Alberni-Pacific Rim MLA Scott Fraser went even further: “I think we need an investigation into how we got to this point without public tendering, VIHA is just shifting the cost back onto the local taxpayers and we’re not getting any new services.”

There are also ongoing questions about the private-public model with Stanford Holdings originally chosen to build and run the facility, then shifting mid-process to The Lark Group (half of Stanford Holdings) only building it, with VIHA owning and running it.

George Lupton, a member of the Arrowsmith Rest Home Society that submitted the only other proposal, doesn’t see the benefit to the community and stresses that it’s not just “sour grapes,” but he doesn’t think the facility will add anything new.

“Nothing is being gained except centralization, the $450,000 in VIHA leases is being taken out of the community,” he said, drawing on 25 years experience as a hospital administrator.

“Public money is going to a private facility, on public land, not currently subject to taxes.”
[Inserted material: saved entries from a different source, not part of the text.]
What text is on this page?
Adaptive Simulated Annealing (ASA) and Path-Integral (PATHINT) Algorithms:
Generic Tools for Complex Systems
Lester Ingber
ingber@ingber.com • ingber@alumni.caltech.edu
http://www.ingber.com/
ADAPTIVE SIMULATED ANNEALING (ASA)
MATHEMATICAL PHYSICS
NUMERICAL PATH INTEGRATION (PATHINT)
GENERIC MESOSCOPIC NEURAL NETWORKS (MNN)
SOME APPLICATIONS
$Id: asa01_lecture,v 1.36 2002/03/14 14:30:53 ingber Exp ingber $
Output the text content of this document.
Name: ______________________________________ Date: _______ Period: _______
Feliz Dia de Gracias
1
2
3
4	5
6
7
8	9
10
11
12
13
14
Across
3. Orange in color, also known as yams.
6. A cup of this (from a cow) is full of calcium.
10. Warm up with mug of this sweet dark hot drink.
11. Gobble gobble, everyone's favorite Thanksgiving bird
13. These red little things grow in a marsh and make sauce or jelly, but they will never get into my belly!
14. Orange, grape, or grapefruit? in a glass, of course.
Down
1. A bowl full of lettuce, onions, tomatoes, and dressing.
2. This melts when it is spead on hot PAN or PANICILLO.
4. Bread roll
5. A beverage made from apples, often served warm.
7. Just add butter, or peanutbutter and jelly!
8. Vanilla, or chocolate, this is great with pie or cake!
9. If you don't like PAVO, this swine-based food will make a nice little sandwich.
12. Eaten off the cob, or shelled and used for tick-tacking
Retired Qualicum Beach doctor Peter Quily, who for the last decade has been lobbying various governments and health agencies for more service here, said this is only a first step and people should not stop fighting for more. Despite his many years in the fight, he remains upbeat and pleased the new centre is finally happening.

“Obviously it’s taken too long,” he said. “This health centre will also be an attempt to follow patients and keep them healthy, rather than wait for them to start showing up in emergency rooms.”

Quily added VIHA, as a gatekeeper of health care, is often the target of people’s attacks, but he added Waldner is personally involved in the project. Quily wonders, since this is the case, why would VIHA want a centre that doesn’t work.

For him, a larger issue does remain — that of unfunded, long-term and palliative care beds in Oceanside. The beds are already here, Quily said, and must be fought for in future provincial and facility budgets.

Quily’s first-step attitude is shared by FORA spokesperson Tom Davies, a passionate speaker and proponent of the centre. He too agrees this is the beginning to expanding care services here.

Local municipalities, too, are on board.

Parksville councillor Bill Neufeld is a supporter, who says a small hospital here just won’t work. He said he would rather see paramedics, nurse practitioners and other medical professionals trained in advanced life support, before a tiny, inadequate hospital based on outdated models.

In the meantime, the centre is scheduled to open by June 2013 with 10 additional health practitioners to compliment the current 36 in the area. Waldner said health practitioners include nurse practitioners and dentists, and more.